I am trying to use Command::process to spawn some processes and to get started I want to check I can get a simple command like echo
to work correctly. I want to take some user input and then spawn a process to echo this back to stdout, so that I can verify that I get a response like:
> echo this!
echo this! <-- my echoed text
Currently, I am trying to do this like this:
use std::io;
use std::process::Command;
fn main() {
let mut some_input = String::new();
io::stdin()
.read_line(&mut some_input)
.unwrap();
let command_example = Command::new("echo")
.arg(&some_input)
.output()
.unwrap();
let expected_output = format!("{}\n", &some_input);
assert_eq!(expected_output.as_bytes(), command_example.stdout.as_slice());
}
The assert
block is passing, so I can see that the output of the command ends up in the struct's stout buffer. However, when I run this in the terminal, there is no output, the program just ends without printing anything back to stdout.
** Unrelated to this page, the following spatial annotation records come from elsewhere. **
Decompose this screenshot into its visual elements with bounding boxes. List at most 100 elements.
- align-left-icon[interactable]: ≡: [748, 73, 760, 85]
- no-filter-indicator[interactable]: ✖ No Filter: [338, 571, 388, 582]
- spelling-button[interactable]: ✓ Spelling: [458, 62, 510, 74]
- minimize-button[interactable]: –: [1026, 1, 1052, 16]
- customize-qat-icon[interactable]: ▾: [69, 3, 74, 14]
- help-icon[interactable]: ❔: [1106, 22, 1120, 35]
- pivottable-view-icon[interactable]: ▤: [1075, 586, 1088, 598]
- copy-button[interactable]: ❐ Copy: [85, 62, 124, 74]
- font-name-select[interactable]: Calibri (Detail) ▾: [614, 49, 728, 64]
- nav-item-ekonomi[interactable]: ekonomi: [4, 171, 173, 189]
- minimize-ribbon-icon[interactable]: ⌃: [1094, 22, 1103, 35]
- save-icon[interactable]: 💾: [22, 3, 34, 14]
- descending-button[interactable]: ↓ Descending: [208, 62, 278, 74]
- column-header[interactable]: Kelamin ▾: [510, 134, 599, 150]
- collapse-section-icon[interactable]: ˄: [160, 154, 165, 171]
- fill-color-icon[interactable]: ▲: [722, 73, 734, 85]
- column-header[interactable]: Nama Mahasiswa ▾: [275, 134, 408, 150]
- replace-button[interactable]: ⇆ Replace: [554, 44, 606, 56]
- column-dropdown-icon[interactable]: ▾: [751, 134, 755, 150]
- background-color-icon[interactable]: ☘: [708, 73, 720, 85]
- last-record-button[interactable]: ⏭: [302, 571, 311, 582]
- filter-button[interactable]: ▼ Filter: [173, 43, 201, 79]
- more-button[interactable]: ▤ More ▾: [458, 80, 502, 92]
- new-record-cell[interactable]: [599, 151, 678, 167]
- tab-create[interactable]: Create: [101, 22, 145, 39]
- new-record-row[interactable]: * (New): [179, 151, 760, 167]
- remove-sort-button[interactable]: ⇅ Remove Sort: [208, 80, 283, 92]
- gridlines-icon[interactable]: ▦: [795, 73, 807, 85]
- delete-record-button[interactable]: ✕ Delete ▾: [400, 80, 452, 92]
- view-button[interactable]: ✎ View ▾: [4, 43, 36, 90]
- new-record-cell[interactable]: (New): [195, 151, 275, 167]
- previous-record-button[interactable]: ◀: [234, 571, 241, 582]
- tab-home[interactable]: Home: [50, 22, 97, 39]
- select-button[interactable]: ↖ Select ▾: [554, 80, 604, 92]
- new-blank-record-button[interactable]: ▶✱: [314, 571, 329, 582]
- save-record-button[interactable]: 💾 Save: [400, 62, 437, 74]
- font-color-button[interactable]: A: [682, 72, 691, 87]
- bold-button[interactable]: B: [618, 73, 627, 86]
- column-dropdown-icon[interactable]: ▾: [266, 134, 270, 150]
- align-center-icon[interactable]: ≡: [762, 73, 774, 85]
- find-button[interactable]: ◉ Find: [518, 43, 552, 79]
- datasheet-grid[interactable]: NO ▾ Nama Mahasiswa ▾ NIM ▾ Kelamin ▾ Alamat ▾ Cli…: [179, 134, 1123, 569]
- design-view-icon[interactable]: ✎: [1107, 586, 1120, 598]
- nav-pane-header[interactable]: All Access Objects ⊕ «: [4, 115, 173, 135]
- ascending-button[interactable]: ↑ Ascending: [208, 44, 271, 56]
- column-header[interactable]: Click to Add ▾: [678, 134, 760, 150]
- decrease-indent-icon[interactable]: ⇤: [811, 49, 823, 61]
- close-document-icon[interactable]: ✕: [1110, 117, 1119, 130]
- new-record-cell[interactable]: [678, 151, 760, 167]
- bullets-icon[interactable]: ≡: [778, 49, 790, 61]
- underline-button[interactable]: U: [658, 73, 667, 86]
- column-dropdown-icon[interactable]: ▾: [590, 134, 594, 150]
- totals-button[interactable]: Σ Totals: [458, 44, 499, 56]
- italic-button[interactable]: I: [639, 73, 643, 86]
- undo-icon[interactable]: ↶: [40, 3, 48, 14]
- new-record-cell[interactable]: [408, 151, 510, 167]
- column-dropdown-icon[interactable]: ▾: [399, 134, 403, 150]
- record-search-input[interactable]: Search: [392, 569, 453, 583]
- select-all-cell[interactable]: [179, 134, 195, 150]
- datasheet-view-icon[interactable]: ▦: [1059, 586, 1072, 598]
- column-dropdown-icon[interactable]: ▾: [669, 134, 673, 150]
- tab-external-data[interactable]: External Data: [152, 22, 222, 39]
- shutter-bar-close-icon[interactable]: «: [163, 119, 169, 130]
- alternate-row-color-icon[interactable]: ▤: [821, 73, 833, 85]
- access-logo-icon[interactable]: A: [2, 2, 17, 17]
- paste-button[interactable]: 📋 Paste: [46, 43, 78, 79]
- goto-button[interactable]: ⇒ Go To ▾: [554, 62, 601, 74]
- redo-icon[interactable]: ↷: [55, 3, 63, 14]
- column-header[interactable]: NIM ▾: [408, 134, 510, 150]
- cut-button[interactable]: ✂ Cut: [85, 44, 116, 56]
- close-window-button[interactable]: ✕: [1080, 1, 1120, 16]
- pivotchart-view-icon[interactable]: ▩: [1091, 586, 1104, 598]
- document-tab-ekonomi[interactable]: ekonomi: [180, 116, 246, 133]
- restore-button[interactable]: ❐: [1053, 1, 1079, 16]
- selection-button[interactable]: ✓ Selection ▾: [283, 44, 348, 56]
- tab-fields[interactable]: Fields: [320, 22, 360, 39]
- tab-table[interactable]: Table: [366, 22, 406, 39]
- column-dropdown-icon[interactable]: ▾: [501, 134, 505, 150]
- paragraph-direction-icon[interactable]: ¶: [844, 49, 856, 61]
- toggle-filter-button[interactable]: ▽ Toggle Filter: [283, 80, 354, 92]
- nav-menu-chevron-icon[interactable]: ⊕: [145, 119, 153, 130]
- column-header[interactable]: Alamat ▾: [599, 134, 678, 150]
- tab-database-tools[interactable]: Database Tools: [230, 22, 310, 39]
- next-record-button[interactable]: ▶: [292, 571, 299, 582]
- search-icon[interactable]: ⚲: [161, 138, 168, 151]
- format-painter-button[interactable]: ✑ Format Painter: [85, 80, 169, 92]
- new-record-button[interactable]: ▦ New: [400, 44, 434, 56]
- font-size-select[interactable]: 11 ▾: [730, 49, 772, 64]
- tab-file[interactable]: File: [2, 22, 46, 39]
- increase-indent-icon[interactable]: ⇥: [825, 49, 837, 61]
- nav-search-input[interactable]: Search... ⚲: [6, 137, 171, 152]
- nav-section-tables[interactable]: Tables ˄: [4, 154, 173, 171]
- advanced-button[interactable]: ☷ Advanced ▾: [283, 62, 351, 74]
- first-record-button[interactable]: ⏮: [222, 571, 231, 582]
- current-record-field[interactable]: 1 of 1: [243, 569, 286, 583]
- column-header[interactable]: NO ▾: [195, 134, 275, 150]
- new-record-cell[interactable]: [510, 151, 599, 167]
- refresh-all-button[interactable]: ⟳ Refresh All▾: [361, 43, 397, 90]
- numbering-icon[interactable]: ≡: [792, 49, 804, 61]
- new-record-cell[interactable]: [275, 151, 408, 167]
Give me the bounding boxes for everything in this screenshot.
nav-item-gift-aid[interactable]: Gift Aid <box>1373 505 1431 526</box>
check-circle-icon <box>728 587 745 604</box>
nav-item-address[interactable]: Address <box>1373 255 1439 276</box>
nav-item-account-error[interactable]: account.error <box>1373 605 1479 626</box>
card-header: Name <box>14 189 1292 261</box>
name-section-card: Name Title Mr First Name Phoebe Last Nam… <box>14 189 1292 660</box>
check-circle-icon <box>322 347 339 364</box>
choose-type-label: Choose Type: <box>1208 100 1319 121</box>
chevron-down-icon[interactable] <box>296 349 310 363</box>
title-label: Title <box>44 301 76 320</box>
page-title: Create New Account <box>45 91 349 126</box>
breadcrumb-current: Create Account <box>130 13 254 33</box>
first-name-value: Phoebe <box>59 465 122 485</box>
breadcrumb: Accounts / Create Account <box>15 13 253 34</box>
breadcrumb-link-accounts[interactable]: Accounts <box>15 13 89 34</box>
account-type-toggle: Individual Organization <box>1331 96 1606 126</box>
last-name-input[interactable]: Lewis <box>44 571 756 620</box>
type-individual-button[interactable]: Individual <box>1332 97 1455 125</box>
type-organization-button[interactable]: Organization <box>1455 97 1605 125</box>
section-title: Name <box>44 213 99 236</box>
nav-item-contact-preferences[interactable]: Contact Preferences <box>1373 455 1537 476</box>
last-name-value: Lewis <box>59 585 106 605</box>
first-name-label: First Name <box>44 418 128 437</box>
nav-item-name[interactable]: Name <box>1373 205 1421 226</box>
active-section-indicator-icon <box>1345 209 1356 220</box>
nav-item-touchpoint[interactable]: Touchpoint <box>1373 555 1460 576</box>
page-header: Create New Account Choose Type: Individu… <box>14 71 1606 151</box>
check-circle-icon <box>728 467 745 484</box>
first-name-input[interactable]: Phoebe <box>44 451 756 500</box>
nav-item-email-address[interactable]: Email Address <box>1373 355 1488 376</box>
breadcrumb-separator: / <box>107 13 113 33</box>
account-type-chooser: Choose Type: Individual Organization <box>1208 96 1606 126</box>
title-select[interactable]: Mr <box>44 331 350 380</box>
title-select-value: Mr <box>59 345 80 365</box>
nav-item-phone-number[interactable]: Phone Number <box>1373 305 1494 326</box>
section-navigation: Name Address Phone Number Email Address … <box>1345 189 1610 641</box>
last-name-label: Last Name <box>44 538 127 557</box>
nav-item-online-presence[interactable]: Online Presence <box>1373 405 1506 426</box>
What am I doing wrong that this code doesn't result in something being printed to the stdout?
From the documentation:
Executes the command as a child process, waiting for it to finish and collecting all of its output.
Thus, you obtain all the standard output of the process in your command_example
variable.
Nothing appears in the terminal, because this was collected.
Alternatively, instead of .output()
, you can use .status()
in order to run the process without capturing its standard output; it will then show up in the terminal.